Sunday, February 3, 2013

week 2: the subversive text


Can art be subversive?  My first instinctual, fight or flight liberal-minded reply is a vociferous, “well, of course it can be,” yet if subversiveness entails the motivation to rebel against that which is conformist or the status quo, then does not the subversiveness eventually become void of subversion since it must, at some point, become a means of conformism (a new order) itself? 

Before I continue to rebel, or “push against [my] inner Devil’s Advocate” it may prove productive to explore when art can be subversive because it seems to me that the question is a matter of time and space as well as mode. 
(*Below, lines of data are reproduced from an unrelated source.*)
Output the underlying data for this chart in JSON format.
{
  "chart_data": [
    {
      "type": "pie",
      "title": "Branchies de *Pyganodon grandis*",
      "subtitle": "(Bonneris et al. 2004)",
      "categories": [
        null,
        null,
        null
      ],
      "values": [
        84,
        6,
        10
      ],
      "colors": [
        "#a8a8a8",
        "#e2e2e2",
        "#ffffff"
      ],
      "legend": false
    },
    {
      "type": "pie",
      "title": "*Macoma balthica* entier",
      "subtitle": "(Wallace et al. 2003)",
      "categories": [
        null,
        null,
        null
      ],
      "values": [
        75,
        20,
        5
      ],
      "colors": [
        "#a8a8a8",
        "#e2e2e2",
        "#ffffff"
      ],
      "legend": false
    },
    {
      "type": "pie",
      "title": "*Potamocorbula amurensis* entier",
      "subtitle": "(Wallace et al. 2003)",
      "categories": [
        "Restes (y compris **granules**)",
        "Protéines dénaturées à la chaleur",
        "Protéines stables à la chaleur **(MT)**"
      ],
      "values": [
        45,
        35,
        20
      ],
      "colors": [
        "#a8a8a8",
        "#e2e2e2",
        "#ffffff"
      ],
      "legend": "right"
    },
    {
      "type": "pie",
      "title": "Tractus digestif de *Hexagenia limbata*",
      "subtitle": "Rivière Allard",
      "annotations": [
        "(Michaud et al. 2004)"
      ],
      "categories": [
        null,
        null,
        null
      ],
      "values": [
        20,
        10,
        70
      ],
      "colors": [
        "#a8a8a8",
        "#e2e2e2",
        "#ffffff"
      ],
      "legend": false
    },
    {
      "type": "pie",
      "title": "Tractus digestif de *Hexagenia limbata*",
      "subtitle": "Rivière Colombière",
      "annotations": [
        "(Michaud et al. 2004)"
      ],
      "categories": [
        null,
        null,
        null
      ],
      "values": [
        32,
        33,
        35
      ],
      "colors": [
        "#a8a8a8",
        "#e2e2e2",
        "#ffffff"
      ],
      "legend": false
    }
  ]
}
I recently worked on revisions for an essay with the subject matter of subversiveness, so for the sake of convenience and relevance a text that comes to mind is Edna O’Brien’s short-story “A Scandalous Woman” (1974).  Her short story explores much by way of the private sphere of women in rural Ireland.  It is through her juxtaposition of the symbolic representations of a patriarchal system of religion with the more fecund, traditional folkways connected with time-honored female influences that O’Brien was able to expose the strangulated roles of women within the rural Irish landscape.  What fascinated me most about her short-story as a means of subversiveness is what Ronan McDonald claims to be “a subversive strategy of understatement” (249). Simply, the nature of the short-story is to withdraw from the didactic, allowing for what is not said or what is implied through metaphor to depict the author’s message.  O’Brien would have naturally gravitated to subtle subversiveness given the time frame when she wrote “A Scandalous Woman.”  Revolutionary changes in Ireland concerning women’s issues were still hampered during the early 1970’s considering the nonexistence of divorce and legalized contraception—even with the backdrop of the Western feminist movement.  Therefore, the time and space in which she wrote dictated the mode of subversiveness (it is also of interest to note that some of her earlier novels were banned in Ireland).  

The writings of O'Brien and other women Irish writers helped to promote Ireland’s recent progressive social changes, but their artistic ventures were of a kind of subversiveness.  Until the factors of urbanization, economic upswing, and second wave-feminism could truly take root in Ireland, 
it is only natural that subversive strategies of coding (or understatement) would be an effective modus operandi.   

This brings me back to the original question of art as a means of subversion, as a means of political change.  The slippery nature of such a question is its ability to dictate an either/or answer, a yes or no.  Can art bring about political change?  Yes, but art in and of itself is not subversive (how was that for equivocation?).  The system that envelops the art, the time and space in which it exists (if it does at all), and the language and all its history and subtexts that define and motivate it represent the intertwined nature of such an understanding.  But once subversion takes place, when does it end?  


Works Cited
McDonald, Ronan. “Strategies of Silence: Colonial Strains in Short Stories of the  
          Troubles.” Yearbook of English Studies 35 (2005): 249-263. Literature Resource   
          Center.  Web. 17 Sept. 2009. 
O’Brien, Edna.  “A Scandalous Woman.”  Stories by Contemporary Irish Women.  Eds. Daniel J. Casey and Linda M. Casey.  Syracuse, New York: Syracuse University Press, 1990.  Print.